Après quelques pas, elle le vit.

Un petit ourson était assis dans les buissons et se débattait pour se libérer. Sa patte était coincée dans un piège en métal. Le métal s’enfonçait dans sa fourrure et sa peau, le sang avait déjà séché sur son pelage brun. Il essayait de grogner, mais ne produisait qu’un petit cri plaintif.
La grand-mère comprit que c’était un piège de braconniers. Elle savait aussi qu’une ourse pouvait être proche. Mais elle ne pouvait pas partir.
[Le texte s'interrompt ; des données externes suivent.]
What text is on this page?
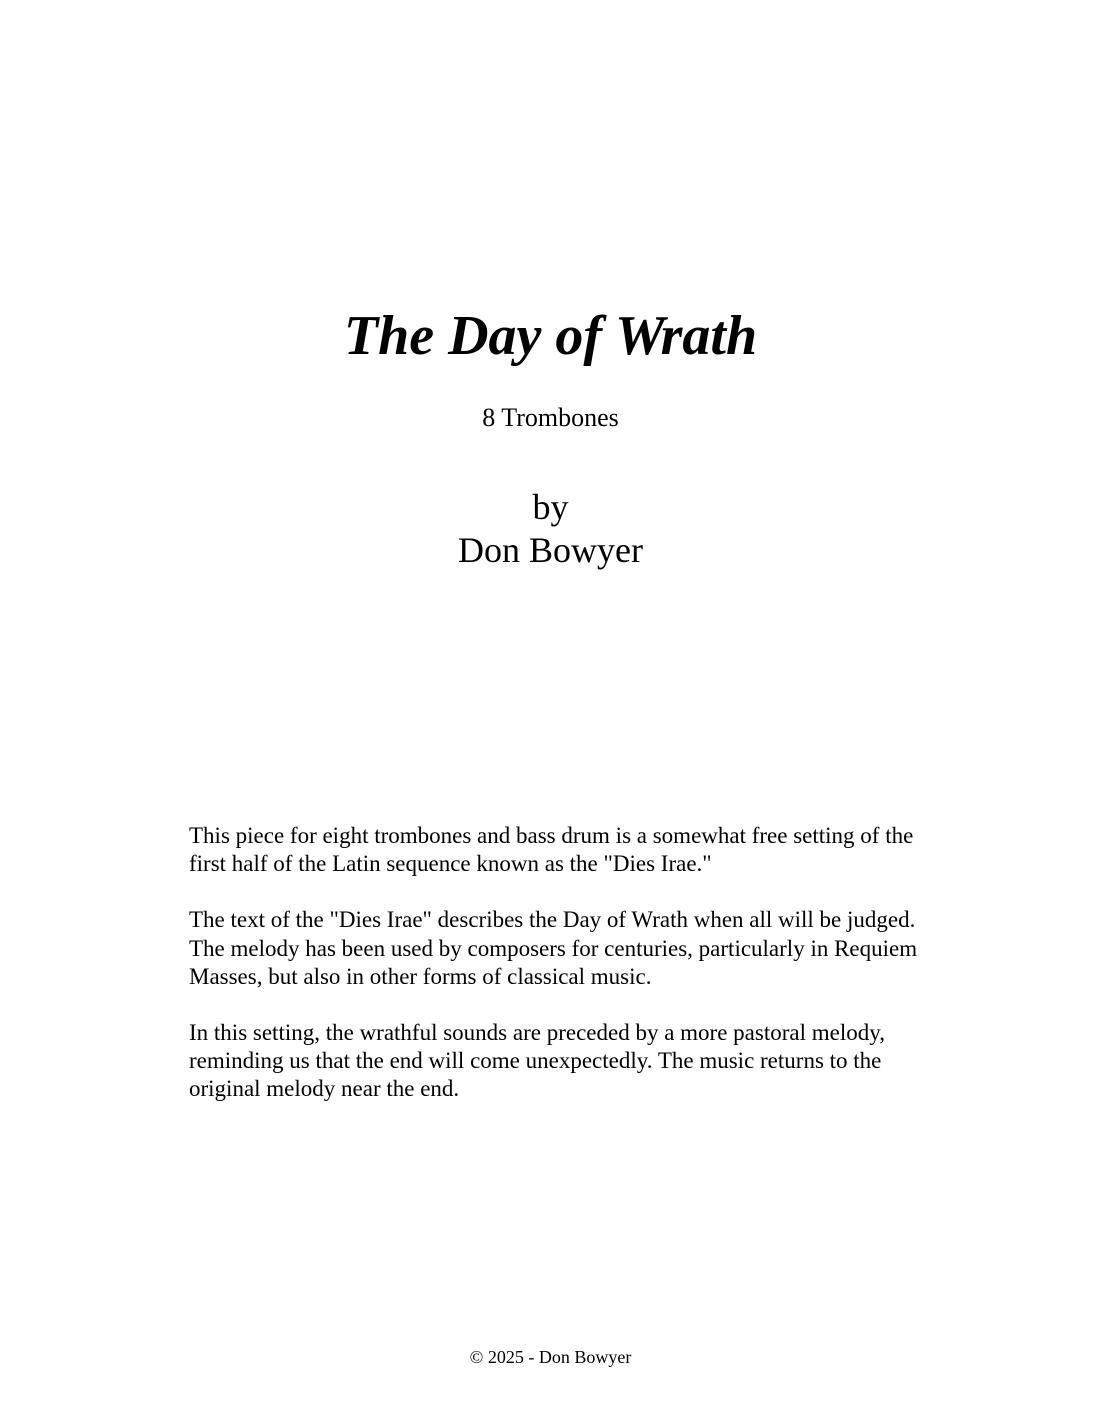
The Day of Wrath
8 Trombones
by
Don Bowyer

This piece for eight trombones and bass drum is a somewhat free setting of the first half of the Latin sequence known as the "Dies Irae."

The text of the "Dies Irae" describes the Day of Wrath when all will be judged. The melody has been used by composers for centuries, particularly in Requiem Masses, but also in other forms of classical music.

In this setting, the wrathful sounds are preceded by a more pastoral melody, reminding us that the end will come unexpectedly. The music returns to the original melody near the end.

© 2025 - Don Bowyer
Elle parla doucement à l’ourson, comme s’il s’agissait d’un chiot effrayé. Elle s’approcha avec précaution, enleva son foulard de son épaule et le posa sur le museau de l’ourson pour qu’il ne mordît pas par peur. Ses mains tremblaient, ses doigts ne l’écoutaient pas, mais elle réussit à toucher le mécanisme du piège.
Le métal était dur. Elle dut appuyer de tout son poids. Le piège grinça et s’ouvrit. L’ourson retira brusquement sa patte et recula, respirant fortement.
La grand-mère s’agenouilla, reprenant son souffle.
À ce moment, derrière elle, une branche craqua.
Elle se retourna lentement.

À quelques mètres se tenait l’ourse. Immense, sombre, immobile. Elle regardait directement la vieille femme. Dans ses yeux de prédateur, il n’y avait pas de confusion, seulement tension et vigilance.
La grand-mère ne s’enfuit pas. Elle savait qu’elle n’aurait pas le temps. Elle baissa simplement les yeux et murmura doucement : « Je ne voulais pas faire de mal. » L’ourson rejoignit sa mère et se blottit contre elle. Puis, soudain, il regarda la grand-mère comme pour lui expliquer quelque chose.
L’ourse fit un pas en avant. Le cœur de la grand-mère s’arrêta.
Mais la prédateur ne bondit pas. Elle observa longtemps la femme, puis souffla doucement, se retourna et emmena son petit dans la forêt.
La grand-mère resta longtemps assise sur le sol froid, incapable de se lever. Ce n’est que lorsque la forêt redevint ordinaire et silencieuse qu’elle comprit qu’elle était vivante.
Et à ce moment, elle ressentit clairement qu’elle avait été épargnée dans cette forêt.